The Amendment also prohibits the centers from being located within 1000 feet of certain buildings, such as churches or schools. It would not be legal to operate a vehicle under the influence of cannabis, nor would employers be required to allow employees to use cannabis on at the workplace or allow employees to work while under the influence of cannabis. However, the employer would have to demonstrate that the employee was “impaired” if he or she claimed the employee was under the influence.
Notably, no health insurer, including the state of Ohio, would be required to reimburse a medical cannabis patient for the costs associated with using or obtaining medical cannabis.

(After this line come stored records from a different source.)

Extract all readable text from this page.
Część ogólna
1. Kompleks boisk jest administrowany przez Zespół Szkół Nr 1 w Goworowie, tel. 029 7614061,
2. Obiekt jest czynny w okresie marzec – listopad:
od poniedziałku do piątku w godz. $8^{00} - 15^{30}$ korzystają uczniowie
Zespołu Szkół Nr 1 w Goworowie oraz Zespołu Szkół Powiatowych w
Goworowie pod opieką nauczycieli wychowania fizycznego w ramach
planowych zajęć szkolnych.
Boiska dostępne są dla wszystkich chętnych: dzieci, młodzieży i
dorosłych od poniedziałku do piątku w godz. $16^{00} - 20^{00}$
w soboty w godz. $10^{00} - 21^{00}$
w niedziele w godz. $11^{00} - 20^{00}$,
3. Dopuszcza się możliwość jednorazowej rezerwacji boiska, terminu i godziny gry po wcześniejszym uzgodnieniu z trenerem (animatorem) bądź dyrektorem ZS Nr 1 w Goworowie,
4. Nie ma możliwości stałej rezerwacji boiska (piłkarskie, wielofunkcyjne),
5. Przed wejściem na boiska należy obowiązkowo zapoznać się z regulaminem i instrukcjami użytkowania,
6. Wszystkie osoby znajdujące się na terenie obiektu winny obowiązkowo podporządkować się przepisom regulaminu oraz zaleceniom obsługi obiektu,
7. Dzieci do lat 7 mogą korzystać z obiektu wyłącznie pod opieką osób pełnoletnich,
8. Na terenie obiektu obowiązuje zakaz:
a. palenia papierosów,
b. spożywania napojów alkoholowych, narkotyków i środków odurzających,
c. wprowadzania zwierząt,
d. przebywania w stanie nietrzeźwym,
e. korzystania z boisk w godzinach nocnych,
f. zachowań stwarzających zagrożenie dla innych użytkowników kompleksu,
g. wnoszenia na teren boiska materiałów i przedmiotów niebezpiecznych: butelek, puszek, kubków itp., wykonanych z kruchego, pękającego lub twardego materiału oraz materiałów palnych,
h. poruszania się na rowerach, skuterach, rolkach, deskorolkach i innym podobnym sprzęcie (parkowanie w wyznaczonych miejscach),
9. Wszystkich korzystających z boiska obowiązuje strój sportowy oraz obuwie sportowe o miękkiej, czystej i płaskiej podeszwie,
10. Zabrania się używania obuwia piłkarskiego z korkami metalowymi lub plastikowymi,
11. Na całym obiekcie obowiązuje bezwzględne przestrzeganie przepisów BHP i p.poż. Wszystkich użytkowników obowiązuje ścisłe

The OATA is supported by the National Organization for Reform of Marijuana Laws (NORML).
The Ohio Medical Cannabis Amendment
The Ohio Medical Cannabis Amendment takes a different approach than the OATA, mentioned above. Rather than prescribe a regulatory scheme like the OATA, the OMCA takes a “rights” approach to medical cannabis, including among an Ohioan’s rights the right to “be eligible to use cannabis as medicine as a result of a diagnosed debilitating medical condition.” The OMCA would establish the Ohio Commission of Cannabis Control to regulate, fairly exclusively, medical cannabis in Ohio.
Because the OMCA would turn over the “nitty gritty” affairs of medical cannabis regulation to the new Ohio Commission of Cannabis Control, the amendment language does not provide much detail regarding exactly how medical cannabis would be regulated in Ohio. However, the OMCA does state that it does not authorize the operation of a motor vehicle when under the influence of cannabis, nor does it authorize the use of cannabis when doing so would constitute negligence or professional malpractice (limitations also present in the OATA).
It will be interesting to see what happens with these amendments, whether either obtains the necessary amount of signatures to appear on the ballot, or whether either passes in November. In 2009, a University of Cincinnati poll found that 73% of Ohioans would support legalizing medical cannabis in Ohio.